O currículo: I. A Religião era considerada a matéria mais importante e era contemplada com  6 horas semanais; II. À língua alemã e portuguesa reservavam-se 8 horas semanais; III. Para o cálculo previam-se 6 horas semanais; IV.; A disciplina “Realia” contava com  1 hora; V. O canto com 1 hora e para a Merenda 20 minutos.
O ensino da religião tinha como objetivo iniciar as crianças  nos princípios religiosos, para assim cumprir os deveres que lhes cabiam como pessoas humanas e como cristãos, com fidelidade, compreensão e alegria; munir a criança dos conhecimentos da religião ao ponto de serem capazes de acompanhar com proveito instruções, sermões, leituras; Deixar as crianças em condições de, mais tarde,  estivessem em condições de defender a religião dos ataques mais comuns.
Ensino da língua alemã, a oficial da escola. Propunha-se que as crianças aprendessem ler e escrever corretamente; reproduzir corretamente o entendido por palavras ou por escrito; familiarizar-se com as regras da língua, necessárias para a correta interpretação e redação; por fim a intelecção  dos conteúdos, tanto lendo quanto falando. Para alcançar o objetivo usava-se como recursos: a leitura, a memorização, a composição, a ortografia, a caligrafia, noções de semântica e outros recursos úteis no aprendizado da língua.
Ensino da língua portuguesa, disciplina  curricular. O ensino da língua começava no terceiro ano. Era ministrado de acordo com o livro “Sabe Falar Português?”. Consistia em exercícios de leitura, de escrita, tradução, cálculo e exercícios de conversação. Pretendia-se garantir o ponto de partida para um futuro aprendizado da língua nacional. Os resultados dependiam das circunstâncias de cada escola.

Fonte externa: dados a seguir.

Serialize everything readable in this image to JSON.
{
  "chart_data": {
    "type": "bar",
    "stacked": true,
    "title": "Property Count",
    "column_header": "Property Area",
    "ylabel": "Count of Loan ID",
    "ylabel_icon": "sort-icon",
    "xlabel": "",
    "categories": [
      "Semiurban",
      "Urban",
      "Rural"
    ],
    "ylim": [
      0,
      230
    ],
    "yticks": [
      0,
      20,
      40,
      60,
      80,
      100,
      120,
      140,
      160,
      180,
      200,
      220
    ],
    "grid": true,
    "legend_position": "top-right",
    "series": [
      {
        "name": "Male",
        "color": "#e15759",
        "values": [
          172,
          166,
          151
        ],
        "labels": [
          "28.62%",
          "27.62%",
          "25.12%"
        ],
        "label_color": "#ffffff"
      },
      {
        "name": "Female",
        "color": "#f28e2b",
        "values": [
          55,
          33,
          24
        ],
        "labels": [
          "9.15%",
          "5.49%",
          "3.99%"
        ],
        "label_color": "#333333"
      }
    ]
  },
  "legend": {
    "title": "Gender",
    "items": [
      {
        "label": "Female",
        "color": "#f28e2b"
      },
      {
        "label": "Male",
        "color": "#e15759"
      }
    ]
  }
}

O ensino do cálculo. Tinha como finalidade municiar os alunos com os conhecimentos indispensáveis para darem conta da administração da propriedade e sua produção e demais  demandas da vida numa comunidade colonial. Começava no primeiro ano pela familiarização com os números, as relações elementares entre eles, a pequena tabuada. No segundo ano, ensinavam-se as quatro operações básicas, grande tabuada e a iniciação com a multiplicação e divisão com  multiplicadores e divisores compostos. No terceiro ano, cálculo om números dados, sistemas métricos, pesos, medidas, sistema monetário, etc. com ênfase na aplicação prática. No quarto ano, os alunos eram iniciados nos cálculos mais complexos: cálculo decimal, frações, regra de três, cálculo de juros, etc.
Ensino de “Realia”, do latim “coisas reais, objetivas. No contexto escolar incluíam noções de geografia, história natural, estudos da natureza e história. Com essa disciplina pretendia-se a formação de uma cosmovisão (Anschauungsunterricht).

O ensino do canto. Com o ensino do canto, pretendia-se levar as crianças a desenvolver os órgãos vocais e torna-las capazes de participar do canto comunitário durante o culto, ao mesmo tempo em que aprendia cantos profanos. Mensalmente aprendia-se um canto novo, alternando religosos e profanos. Desta maneira, no final do período escolar a criança tivera ocasião para aprender 24 cantos religiosos e 24 profanos.